O capítulo 169 de “Velho Chico”, apresentado na semana passada, mostrou a busca desesperada de Afrânio (Antônio Fagundes), ao longo do rio São Francisco, por seu filho Martim (Lee Taylor). Luzes estouradas, planos cheio de flashes e de cortes vertiginosos sincronizados com ruídos de trovões, sobreposição de imagens e de sons dando um efeito de simultaneidade, trilha musical engenhosa que oscilava entre o registro clássico e o popular, acompanharam a saga do personagem pelo sertão nordestino. A metáfora da cena me pareceu clara: o universo simbólico das imagens nos remetia a uma passagem de “Dom Quixote”, de Miguel de Cervantes. Afrânio, num ataque de loucura, por se sentir culpado pela relação degradada com o filho mais novo, começou a vaguear pelo sertão. Dentre esses momentos de suposto devaneio, ele atacou, com uma espécie de cajado que levava nas mãos, os moinhos de vento da beira do rio. O personagem, já despido de sua peruca (isto é, de sua arrogância de coronel), conversava com ele mesmo, a partir de um diálogo dramático e revelador, fazendo uma sondagem interior de suas atitudes e realizando um balanço final de sua existência. Cícero (Marcos Palmeira) representou na referida cena uma espécie de Sancho Pança do sertão. Ele tentava, sem êxito, trazer o coronel de volta à “realidade”, mostrando que tudo aquilo era um momento de alucinação. O fato é que as aparições de Martim, vista por Afrânio em tomadas subjetivas, confundia nossa percepção. Estaria o pai, de fato, vendo o filho ou era apenas devaneio?
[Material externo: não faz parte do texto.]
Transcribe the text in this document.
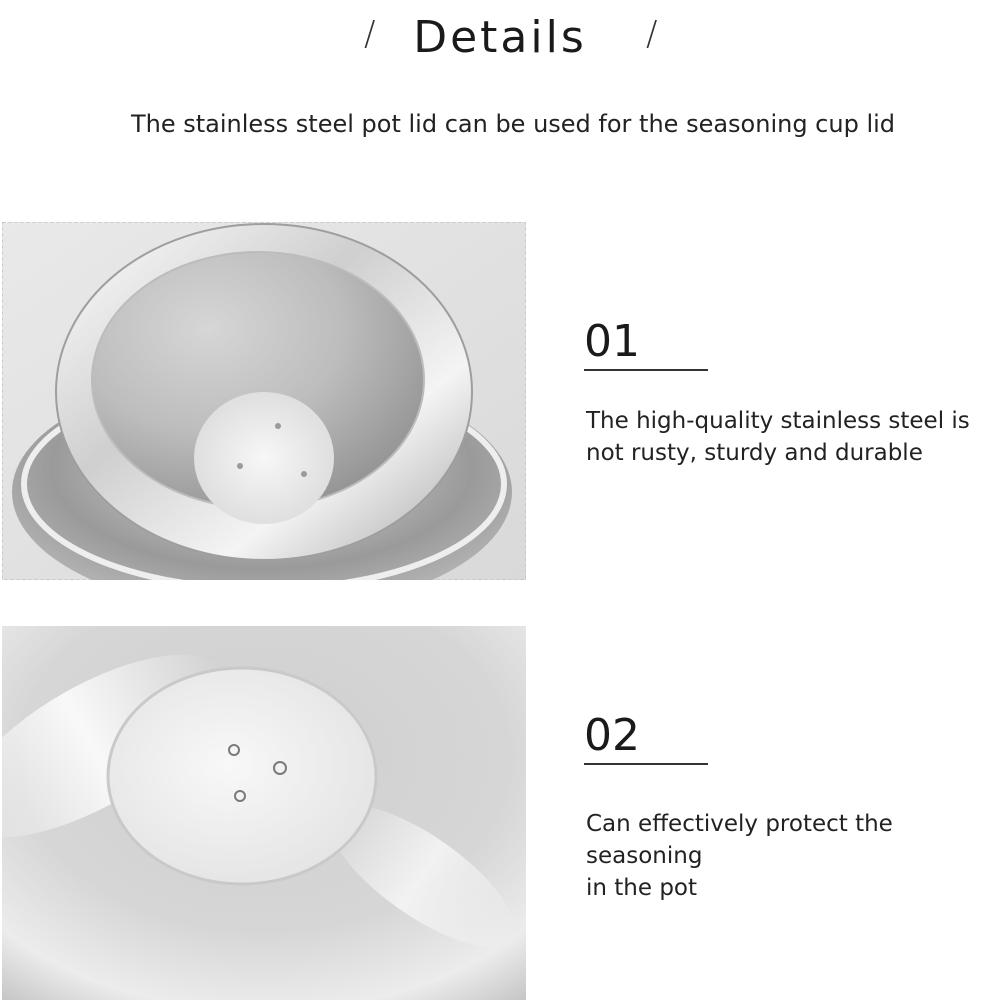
/ Details	/
The stainless steel pot lid can be used for the seasoning cup lid
01
The high-quality stainless steel is
not rusty, sturdy and durable
02
Can effectively protect the seasoning
in the pot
Não se tratava de cinema, no rigor do termo, mas estávamos diante de uma obra televisiva muito particular, produzida com intenções artísticas e não tão somente com o intuito de provocar efeitos emocionais no público. O que víamos na TV eram cenas filmadas magistralmente por meio de planos sugestivos e de uma montagem mais próxima da linguagem fílmica, com imagens de embarcações fantasmas e carcarás sombrios, revelando a degradação psicológica de um pai arrependido pelo distanciamento do filho. A tomada em mergulho, que mostrou Afrânio caminhando na areia, cercado pelas águas do velho Chico, sintetizou todo o capítulo. Ela revelou a angústia da figura paterna, cuja ganância e soberba fez com que se enclausurasse dentro de si mesmo, criando uma verdadeira ilha. E o que dizer da trilha? A música que Tim Rescala elaborou para a sequência foi composta por uma solitária e soturna flauta, ressaltando a solidão e o vazio interior de Afrânio – um instante de total comunhão entre música e dramaturgia.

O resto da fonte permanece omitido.